Kitchen appliances and utensils:
- form - hazel;
- mixer;
- whisk;
- spoon;
- deep bowls;
- stewpots.
Ingredients
Product | amount |
wheat flour | 400 g |
baking powder | 1 tsp |
chicken egg | 2 pcs. |
butter | 180 g + 30 g to the filling |
sugar | 140 g + 200 g to the filling |
cream 33% fat | 150 g |
salt | pinch |
Step cooking
- Sift the flour, add baking powder to it and mix well with a whisk.
- In a separate deep bowl, combine eggs, sugar and a pinch of salt.
- Beat with a whisk or mixer until a light, lush mass is formed.
- Melt the butter and cool to room temperature. Add it to the egg-sugar mixture and mix until smooth.
- In small parts, introduce flour into the resulting mass, initially stirring with a whisk, then with a spoon.
- When it becomes difficult to stir with a spoon, continue to knead with your hands. Add flour as necessary, the dough should not be clogged, but rather soft.
- After the dough has the desired consistency, put it in the refrigerator for 30 - 40 minutes.
- Before starting baking, you need to prepare a hazel mold for work. Heat the mold well according to the operating instructions. If you have an older mold or a baking dish on a gas stove, wait enough time for it to burn well. Before baking, it is necessary to grease such forms once with vegetable oil, otherwise the first batch of nuts may stick. In the forms of a new sample with Teflon or non-stick coating, this is not necessary.
- While the mold is warming up, you need to get the dough out of the refrigerator and form balls from it with a diameter of 1.5 - 2 cm, depending on the size and shape of the "nut".
- As soon as the hazel nut is warmed up, fill each pan with dough, close the lid and bake for 3 to 4 minutes until golden brown.
- After using a spatula, remove the cookies from the mold to cool.
- Bake Nuts halves from all remaining dough.

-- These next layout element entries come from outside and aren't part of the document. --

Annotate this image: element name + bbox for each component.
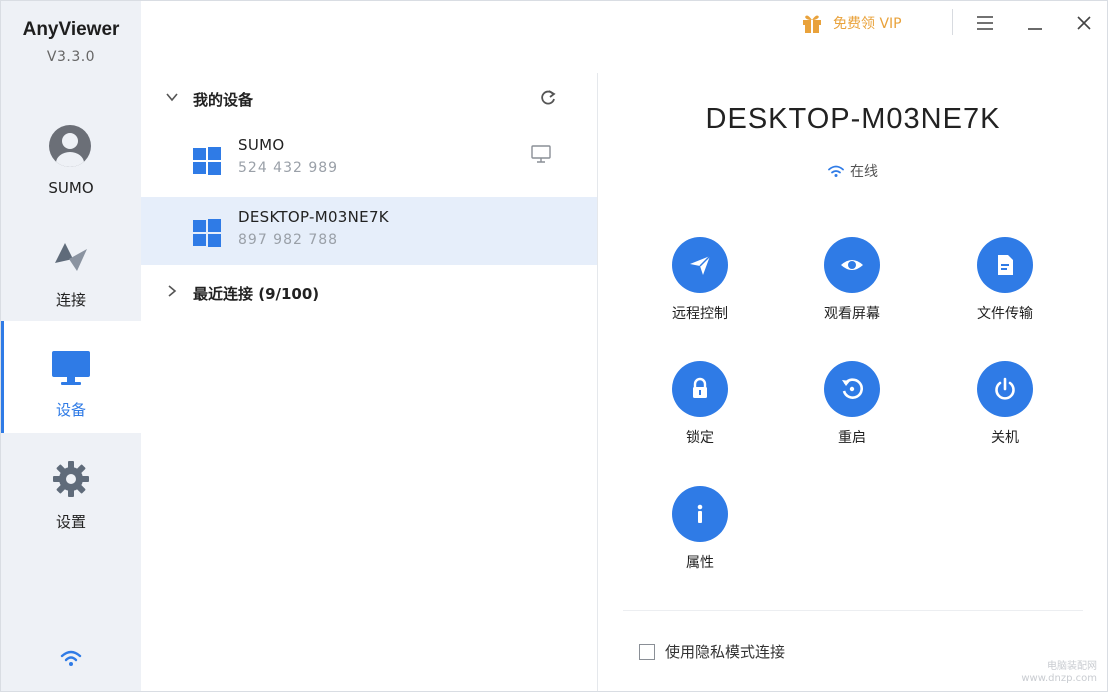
action-label: 属性	[686, 555, 714, 571]
windows-icon	[193, 219, 221, 247]
wifi-icon	[60, 649, 82, 667]
device-row[interactable]: SUMO 524 432 989	[141, 125, 597, 193]
monitor-icon	[49, 345, 93, 389]
app-name: AnyViewer	[22, 19, 120, 40]
action-label: 关机	[991, 430, 1019, 446]
local-device-monitor-icon	[531, 145, 551, 163]
wifi-icon	[828, 165, 844, 177]
restart-icon	[824, 361, 880, 417]
device-id: 524 432 989	[238, 160, 339, 176]
windows-icon	[193, 147, 221, 175]
sidebar-item-connect[interactable]: 连接	[1, 211, 141, 323]
my-devices-toggle[interactable]: 我的设备	[165, 87, 253, 111]
brand: AnyViewer V3.3.0	[1, 19, 141, 65]
power-icon	[977, 361, 1033, 417]
sidebar-item-label: 连接	[55, 291, 86, 309]
close-button[interactable]	[1072, 11, 1096, 35]
sidebar-item-label: 设置	[55, 513, 86, 531]
eye-icon	[824, 237, 880, 293]
action-label: 观看屏幕	[824, 306, 880, 322]
device-list-panel: 我的设备 SUMO 524 432 989 DESKTOP-M03NE7K 89…	[141, 73, 598, 691]
sidebar-item-label: 设备	[55, 401, 86, 419]
divider	[623, 610, 1083, 611]
device-row[interactable]: DESKTOP-M03NE7K 897 982 788	[141, 197, 597, 265]
remote-control-button[interactable]: 远程控制	[645, 237, 755, 333]
sidebar-item-label: SUMO	[48, 179, 94, 197]
action-label: 远程控制	[672, 306, 728, 322]
device-detail-panel: DESKTOP-M03NE7K 在线 远程控制 观看屏幕 文件传输 锁定 重启 …	[599, 73, 1107, 691]
sidebar-item-devices[interactable]: 设备	[1, 321, 141, 433]
recent-connections-toggle[interactable]: 最近连接 (9/100)	[165, 281, 319, 305]
connect-icon	[49, 235, 93, 279]
watermark: 电脑装配网 www.dnzp.com	[1021, 661, 1097, 684]
device-status: 在线	[599, 161, 1107, 181]
vip-button[interactable]: 免费领 VIP	[801, 11, 902, 35]
action-label: 锁定	[686, 430, 714, 446]
properties-button[interactable]: 属性	[645, 486, 755, 582]
action-label: 文件传输	[977, 306, 1033, 322]
menu-icon	[977, 16, 993, 30]
shutdown-button[interactable]: 关机	[950, 361, 1060, 457]
lock-button[interactable]: 锁定	[645, 361, 755, 457]
gear-icon	[49, 457, 93, 501]
app-window: AnyViewer V3.3.0 SUMO 连接 设备 设置 免费领 VIP 我…	[0, 0, 1108, 692]
sidebar: AnyViewer V3.3.0 SUMO 连接 设备 设置	[1, 1, 141, 691]
avatar-icon	[49, 125, 93, 169]
close-icon	[1077, 16, 1091, 30]
minimize-icon	[1028, 28, 1042, 30]
sidebar-item-account[interactable]: SUMO	[1, 101, 141, 213]
info-icon	[672, 486, 728, 542]
file-icon	[977, 237, 1033, 293]
minimize-button[interactable]	[1023, 11, 1047, 35]
action-label: 重启	[838, 430, 866, 446]
refresh-icon	[541, 90, 556, 105]
restart-button[interactable]: 重启	[797, 361, 907, 457]
device-id: 897 982 788	[238, 232, 339, 248]
checkbox-box[interactable]	[639, 643, 655, 660]
view-screen-button[interactable]: 观看屏幕	[797, 237, 907, 333]
chevron-down-icon	[165, 90, 179, 108]
device-name: DESKTOP-M03NE7K	[238, 208, 389, 226]
refresh-button[interactable]	[539, 89, 557, 107]
recent-connections-label: 最近连接 (9/100)	[193, 284, 320, 303]
menu-button[interactable]	[973, 11, 997, 35]
lock-icon	[672, 361, 728, 417]
vip-label: 免费领 VIP	[833, 16, 902, 32]
send-icon	[672, 237, 728, 293]
status-text: 在线	[850, 164, 878, 180]
privacy-mode-label: 使用隐私模式连接	[665, 643, 786, 661]
sidebar-item-settings[interactable]: 设置	[1, 433, 141, 545]
device-name: SUMO	[238, 136, 285, 154]
privacy-mode-checkbox[interactable]: 使用隐私模式连接	[639, 641, 785, 662]
file-transfer-button[interactable]: 文件传输	[950, 237, 1060, 333]
device-title: DESKTOP-M03NE7K	[705, 103, 1001, 135]
titlebar-divider	[952, 9, 953, 35]
chevron-right-icon	[165, 284, 179, 302]
gift-icon	[803, 15, 821, 33]
app-version: V3.3.0	[46, 49, 96, 65]
my-devices-label: 我的设备	[193, 90, 254, 109]
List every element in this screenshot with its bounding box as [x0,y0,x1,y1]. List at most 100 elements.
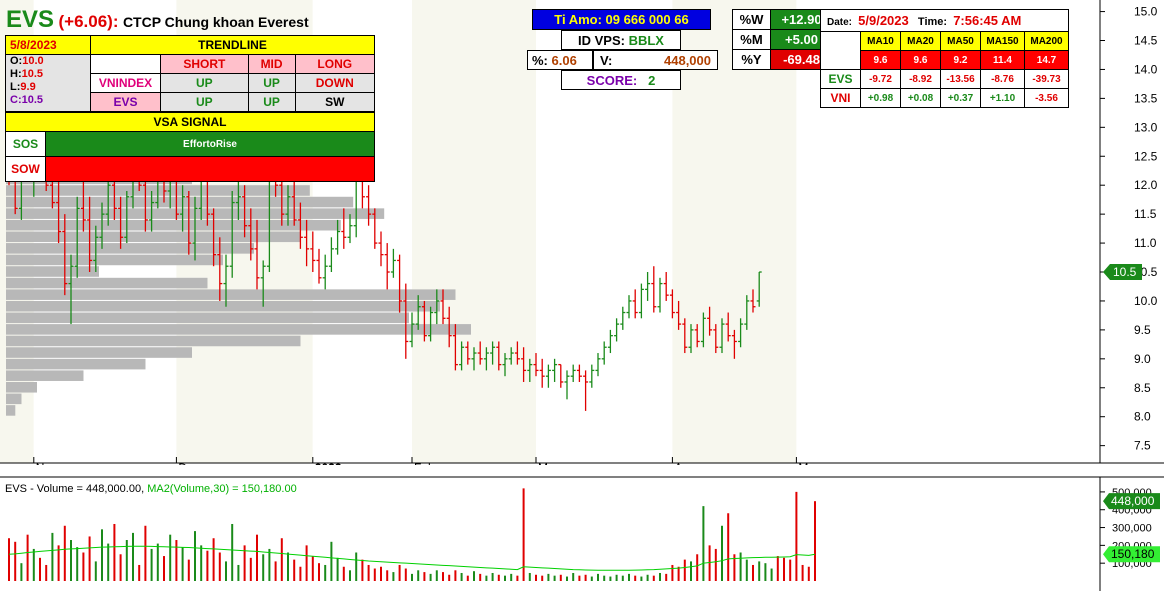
perf-label: %Y [732,49,771,70]
ma-header: MA150 [980,31,1025,51]
vsa-title: VSA SIGNAL [5,112,375,132]
volume-profile-bar [6,347,192,358]
ticker-symbol: EVS [6,6,55,33]
price-tick-label: 15.0 [1134,5,1158,19]
trend-cell: DOWN [294,73,375,93]
volume-profile-bar [6,393,22,405]
volume-profile-bar [6,277,208,289]
price-tick-label: 8.0 [1134,410,1151,424]
ma-diff: -8.92 [900,69,941,89]
score-box: SCORE: 2 [561,70,681,90]
contact-line: Ti Amo: 09 666 000 66 [532,9,711,30]
sos-label: SOS [5,131,46,157]
ma-volume-label: 150,180 [1111,547,1155,561]
trend-cell: UP [160,92,249,112]
trend-cell: SW [294,92,375,112]
price-change: (+6.06): [58,12,119,31]
ohlc-open: O:10.0 [10,55,44,67]
ma-value: 9.6 [860,50,901,70]
volume-profile-bar [6,358,146,370]
ma-diff: +1.10 [980,88,1025,108]
header-title: EVS (+6.06): CTCP Chung khoan Everest [6,6,309,34]
ma-value: 9.6 [900,50,941,70]
price-tick-label: 13.5 [1134,91,1158,105]
volume-profile-bar [6,335,301,347]
volume-profile-bar [6,254,223,266]
price-tick-label: 14.0 [1134,62,1158,76]
price-tick-label: 14.5 [1134,34,1158,48]
sos-value: EffortoRise [45,131,375,157]
perf-label: %M [732,29,771,50]
trend-row-name: EVS [90,92,161,112]
price-tick-label: 11.0 [1134,236,1157,250]
trendline-panel: 5/8/2023 TRENDLINE O:10.0 H:10.5 L:9.9 C… [5,35,375,182]
volume-profile-bar [6,312,409,324]
sow-label: SOW [5,156,46,182]
volume-box: V: 448,000 [593,50,718,70]
ma-value: 14.7 [1024,50,1069,70]
trend-header-mid: MID [247,54,296,74]
volume-profile-bar [6,370,84,381]
volume-profile-bar [6,405,16,416]
perf-label: %W [732,9,771,30]
ohlc-close: C:10.5 [10,94,44,106]
vps-box: ID VPS: BBLX [561,30,681,50]
ma-diff: -9.72 [860,69,901,89]
volume-tick-label: 300,000 [1112,523,1152,535]
trend-cell: UP [247,92,296,112]
trendline-title: TRENDLINE [90,35,375,55]
company-name: CTCP Chung khoan Everest [122,14,309,30]
price-tick-label: 12.0 [1134,178,1158,192]
last-price-label: 10.5 [1113,265,1137,279]
month-band [412,0,536,463]
pct-box: %: 6.06 [527,50,593,70]
price-tick-label: 13.0 [1134,120,1158,134]
session-date: 5/8/2023 [5,35,91,55]
ma-diff: +0.08 [900,88,941,108]
volume-legend: EVS - Volume = 448,000.00, MA2(Volume,30… [5,483,297,495]
ma-diff: -13.56 [940,69,981,89]
ma-datetime: Date: 5/9/2023 Time: 7:56:45 AM [820,9,1069,32]
ma-value: 9.2 [940,50,981,70]
volume-profile-bar [6,243,254,254]
trend-corner [90,54,161,74]
price-tick-label: 12.5 [1134,149,1158,163]
ma-header: MA50 [940,31,981,51]
ma-header: MA200 [1024,31,1069,51]
trend-header-short: SHORT [160,54,249,74]
volume-profile-bar [6,219,341,231]
volume-profile-bar [6,231,301,243]
price-tick-label: 7.5 [1134,439,1151,453]
price-tick-label: 8.5 [1134,381,1151,395]
volume-profile-bar [6,266,99,277]
volume-profile-bar [6,324,471,335]
ma-diff: -8.76 [980,69,1025,89]
ma-diff: -3.56 [1024,88,1069,108]
trend-header-long: LONG [294,54,375,74]
ma-header: MA10 [860,31,901,51]
price-tick-label: 10.0 [1134,294,1158,308]
ma-diff: +0.98 [860,88,901,108]
ohlc-low: L:9.9 [10,81,36,93]
sow-value [45,156,375,182]
ohlc-box: O:10.0 H:10.5 L:9.9 C:10.5 [5,54,91,112]
ohlc-high: H:10.5 [10,68,44,80]
price-tick-label: 11.5 [1134,207,1157,221]
price-tick-label: 9.5 [1134,323,1151,337]
price-tick-label: 9.0 [1134,352,1151,366]
ma-header: MA20 [900,31,941,51]
ma-row-name: EVS [820,69,861,89]
volume-profile-bar [6,289,456,300]
trend-row-name: VNINDEX [90,73,161,93]
ma-diff: -39.73 [1024,69,1069,89]
current-volume-label: 448,000 [1111,494,1155,508]
ma-value: 11.4 [980,50,1025,70]
volume-profile-bar [6,381,37,393]
vps-id: BBLX [628,32,664,48]
performance-panel: %W +12.90 %M +5.00 %Y -69.48 [732,9,833,70]
ma-diff: +0.37 [940,88,981,108]
trend-cell: UP [247,73,296,93]
trend-cell: UP [160,73,249,93]
ma-panel: Date: 5/9/2023 Time: 7:56:45 AM MA10 MA2… [820,9,1069,108]
ma-row-name: VNI [820,88,861,108]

- Pour sugar into a stewpan with a thick bottom and put on medium heat. As soon as the sugar begins to melt, begin to intensively mix the contents so that lumps do not form and caramel does not burn.
- When all sugar crystals have dissolved, add the butter and mix vigorously.
- In parallel with this process, you need to warm the cream. They need to bring to a boil, but in no case do not let it boil. Gently pour the hot cream into the caramel, make the fire medium and mix well.
- Cook 5-7 minutes before thickening, if necessary, boil a little longer.
- Allow the caramel to cool to room temperature.
- Fill each half of Nut, and then connect them.
- Inside the filling, if desired, you can add nuts - hazelnuts, peanuts or walnuts. Before serving, finished nuts can be sprinkled with powdered sugar.
Video recipe
In the video recipe, you will see how to properly knead the dough on the Nuts cookies and prepare a caramel cream filling.